Background
Born in Pingxiang County, Jiangxi, Zhang was involved in revolutionary activities during his youth.
Born in Pingxiang County, Jiangxi, Zhang was involved in revolutionary activities during his youth.
Zhang Guotao received classical training in his hometown and Western education in Nanchang. In 1916 he entered Peking University and was exposed to the New Culture Movement led by Chen Duxiu, who became his teacher and lifetime friend. Another mentor who influenced Zhang at the university was Li Dazhao, the head librarian.
During the May Fourth Movement of 1919, Zhang served as the director of the speech department of the Beijing Student Association and directed student agitators. Like his teachers, Chen and Li, Zhang in 1920 was impressed with the Bolshevik Revolution and Communism. In that autumn he joined Li’s Communist nucleus in Beijing.
Zhang was present at the founding of the Chinese Communist Party (CCP) in Shanghai in 1921, and was elected a Central Committee (CC) member and director of organization. Afterward, he served as director of the China Trade Union Secretariat in charge of the labor movement. In late 1921 and early 1922, he represented the CCP at Comintern meetings in the Soviet Union where he interviewed Lenin. Elected again as a CC member at the Second CCP Congress in 1922, Zhang continued to direct trade union work. Having opposed the Comintern's policy of creating a Communist bloc within the Guomindang (GMD),however Zhang’s status declined and he was excluded from the reorganized Central Executive Committee at the Third CCP Congress in 1923.
Despite his earlier objections to the United Front, Zhang in January 1924 was elected an alternate member of the First GMD Congres Central Executive Committee. At the Fourth CCP Congress in 1925, he became a member of the Central Bureau and director of the worker and peasant department. During the Northern Expedition in 1926, Zhang directed the Shanghai trade unions and later moved to Wuhan, the center of the Left-wing GMD government. In May 1927, he was elected a standing member of the new Politburo at the Fifth CCP Congress.
In the wake of the Nationalist purge of the CCP in the spring of 1927, Zhang was ordered by the Communist leaders at Wuhan and their Comintern superiors to halt the uprising at Nanchang. But he discovered that it could not be halted, and reluctantly directed the Nanchang Uprising on August 1, 1927, since then known as the founding day of the Red Army.

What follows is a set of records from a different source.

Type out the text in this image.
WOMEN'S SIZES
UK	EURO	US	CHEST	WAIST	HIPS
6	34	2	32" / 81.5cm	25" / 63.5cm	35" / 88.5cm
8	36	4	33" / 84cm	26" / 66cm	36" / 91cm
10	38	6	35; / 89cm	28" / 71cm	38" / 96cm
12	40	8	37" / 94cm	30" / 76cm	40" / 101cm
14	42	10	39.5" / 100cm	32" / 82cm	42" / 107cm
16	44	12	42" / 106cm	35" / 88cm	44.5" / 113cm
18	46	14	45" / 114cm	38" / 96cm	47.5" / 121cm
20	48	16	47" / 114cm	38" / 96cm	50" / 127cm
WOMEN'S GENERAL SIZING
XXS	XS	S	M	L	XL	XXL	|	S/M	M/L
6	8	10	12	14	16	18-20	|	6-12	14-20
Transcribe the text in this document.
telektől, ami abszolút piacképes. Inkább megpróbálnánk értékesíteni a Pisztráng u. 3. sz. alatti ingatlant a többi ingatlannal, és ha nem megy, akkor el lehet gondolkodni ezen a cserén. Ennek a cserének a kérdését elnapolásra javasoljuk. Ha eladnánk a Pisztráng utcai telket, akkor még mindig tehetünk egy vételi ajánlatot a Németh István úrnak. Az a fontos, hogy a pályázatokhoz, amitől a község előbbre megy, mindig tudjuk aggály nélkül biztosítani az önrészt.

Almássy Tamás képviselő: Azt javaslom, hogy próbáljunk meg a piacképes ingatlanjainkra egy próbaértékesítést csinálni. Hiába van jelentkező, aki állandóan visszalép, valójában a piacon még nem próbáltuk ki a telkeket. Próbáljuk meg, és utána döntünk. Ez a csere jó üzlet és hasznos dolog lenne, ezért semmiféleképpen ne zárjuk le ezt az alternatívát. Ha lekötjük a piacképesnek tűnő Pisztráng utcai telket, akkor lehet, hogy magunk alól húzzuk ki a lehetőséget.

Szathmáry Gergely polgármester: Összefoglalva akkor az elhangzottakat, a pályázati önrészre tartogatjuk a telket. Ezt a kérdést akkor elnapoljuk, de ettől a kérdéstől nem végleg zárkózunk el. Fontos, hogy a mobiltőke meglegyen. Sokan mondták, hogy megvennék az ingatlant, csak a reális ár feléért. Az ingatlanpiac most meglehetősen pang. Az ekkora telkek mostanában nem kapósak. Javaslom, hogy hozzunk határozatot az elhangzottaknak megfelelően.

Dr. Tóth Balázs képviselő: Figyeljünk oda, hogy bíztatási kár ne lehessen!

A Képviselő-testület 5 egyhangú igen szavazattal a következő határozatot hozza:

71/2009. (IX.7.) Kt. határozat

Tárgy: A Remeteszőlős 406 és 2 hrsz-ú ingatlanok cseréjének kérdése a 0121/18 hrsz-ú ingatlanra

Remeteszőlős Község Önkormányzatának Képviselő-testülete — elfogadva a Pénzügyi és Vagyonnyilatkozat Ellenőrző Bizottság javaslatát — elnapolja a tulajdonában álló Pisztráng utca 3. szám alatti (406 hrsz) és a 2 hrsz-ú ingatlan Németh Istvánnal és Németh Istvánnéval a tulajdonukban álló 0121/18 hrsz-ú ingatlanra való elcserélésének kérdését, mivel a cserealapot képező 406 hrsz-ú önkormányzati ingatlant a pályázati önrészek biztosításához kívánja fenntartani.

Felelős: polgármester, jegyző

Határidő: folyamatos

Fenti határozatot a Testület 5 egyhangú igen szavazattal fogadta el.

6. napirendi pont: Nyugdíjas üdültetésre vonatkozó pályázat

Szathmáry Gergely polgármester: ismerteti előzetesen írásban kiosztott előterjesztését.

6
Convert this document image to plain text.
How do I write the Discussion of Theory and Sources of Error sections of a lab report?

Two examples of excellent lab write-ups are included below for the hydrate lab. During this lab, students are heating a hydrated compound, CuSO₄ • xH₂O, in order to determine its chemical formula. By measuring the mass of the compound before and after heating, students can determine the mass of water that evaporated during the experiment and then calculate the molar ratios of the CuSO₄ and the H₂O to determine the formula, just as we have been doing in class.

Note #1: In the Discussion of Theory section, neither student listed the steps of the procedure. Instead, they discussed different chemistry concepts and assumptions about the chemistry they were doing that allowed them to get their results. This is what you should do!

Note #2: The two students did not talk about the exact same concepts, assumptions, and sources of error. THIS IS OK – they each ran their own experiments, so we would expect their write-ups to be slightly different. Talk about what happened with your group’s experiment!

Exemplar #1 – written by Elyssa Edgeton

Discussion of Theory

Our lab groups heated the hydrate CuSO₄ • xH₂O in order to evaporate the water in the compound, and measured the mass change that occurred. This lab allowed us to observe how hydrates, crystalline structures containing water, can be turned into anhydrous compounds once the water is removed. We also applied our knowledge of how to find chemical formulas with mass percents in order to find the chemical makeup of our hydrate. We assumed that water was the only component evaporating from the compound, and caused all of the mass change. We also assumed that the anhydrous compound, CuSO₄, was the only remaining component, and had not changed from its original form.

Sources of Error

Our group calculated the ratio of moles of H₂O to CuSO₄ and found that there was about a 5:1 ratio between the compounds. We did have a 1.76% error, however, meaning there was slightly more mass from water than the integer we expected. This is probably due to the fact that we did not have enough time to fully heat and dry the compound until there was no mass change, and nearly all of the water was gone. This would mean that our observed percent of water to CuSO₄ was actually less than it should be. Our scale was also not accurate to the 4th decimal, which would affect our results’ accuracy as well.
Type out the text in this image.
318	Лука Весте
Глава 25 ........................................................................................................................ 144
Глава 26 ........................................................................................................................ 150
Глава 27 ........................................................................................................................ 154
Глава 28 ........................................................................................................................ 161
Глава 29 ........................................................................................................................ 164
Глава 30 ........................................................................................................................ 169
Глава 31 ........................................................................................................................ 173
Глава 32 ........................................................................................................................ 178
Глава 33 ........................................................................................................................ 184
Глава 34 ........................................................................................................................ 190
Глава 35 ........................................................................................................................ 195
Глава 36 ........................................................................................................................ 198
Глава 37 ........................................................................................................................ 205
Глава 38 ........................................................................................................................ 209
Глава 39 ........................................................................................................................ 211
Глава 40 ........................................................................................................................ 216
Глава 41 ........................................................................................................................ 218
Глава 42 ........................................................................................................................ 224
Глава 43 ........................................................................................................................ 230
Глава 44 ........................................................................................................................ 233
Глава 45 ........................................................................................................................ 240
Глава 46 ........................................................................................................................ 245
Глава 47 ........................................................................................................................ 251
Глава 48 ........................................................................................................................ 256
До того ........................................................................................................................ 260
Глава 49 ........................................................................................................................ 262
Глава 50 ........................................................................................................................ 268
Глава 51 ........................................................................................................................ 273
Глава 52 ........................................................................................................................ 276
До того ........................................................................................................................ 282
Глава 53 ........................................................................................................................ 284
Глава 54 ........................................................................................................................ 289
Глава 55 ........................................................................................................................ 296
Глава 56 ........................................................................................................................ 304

At the Sixth CCP Congress held in Moscow in 1928, Zhang was elected a Politburo member, and served as the CCP representative to the Comintern until he returned to China in early 1931. Zhang was assigned to direct the Hebei-Henan-Anhui Soviet and serve as political commissar of the Fourth Front Army. In November 1932, under pressure from the GMD suppression campaigns, Zhang and his men retreated to northern Sichuan and Shaanxi. By April 1935, without permission from the CCP Center, Zhang's group abandoned their base and moved to the Sichuan-Xikang border because of attacks from provincial forces. In June, his forces met Mao Zedong's Long Marchers at Maogong, Sichuan.
By then Mao had captured the military leadership of the CCP when he became the head of a new three-person Central Military Council at the Zunyi Conference in January 1935. Zhang, however, remained a major leader because he controlled more troops than Mao at their reunion in mid- 1935. Refusing to follow Mao's proposal of moving north to Shaanxi, Zhang and his men retreated to Xikang. In October 1935, he established a new “Party Center.” In early 1936 however,the GMD troops dislodged these Communists from their base, and in June 1936 Zhang was forced to abolish his “Party Center.” In July, he was appointed as secretary of the
CCP Northwest Bureau. The remnants of his army reached northern Shaanxi in December 1936. At the Enlarged Meeting of the Politburo in Yan’an in March 1937, Zhang was denounced for “splittism”,“flightism” and “warlordism.” In September 1937, he served as the nominal vice-chairman of the Shaanxi-Gansu-Ningxia border government. Anticipating his purge by Mao, Zhang escaped to GMD-controlled areas in early April 1938. On April 18, the Party Center expelled him from the CCP. Soon Zhang was engaged in anti-CCP activities when he worked as director of a w research office on special political issues” in Dai Li’s Military Statistics. The agents and graduates from the office were ineffective in fighting the CCP, however.
During the Anti-Japanese War (1937-1945), Zhang served on the Second, Third, and Fourth People’s Political Councils but took no active role in them. After the war, he served in 1946 as director of the Jiangxi regional office of the Chinese National Relief and Rehabilitation Administration. In November 1948 he escaped to Taiwan and in 1949 he moved to Hong Kong. In 1968 he migrated to Toronto, Canada, and passed away there in 1979.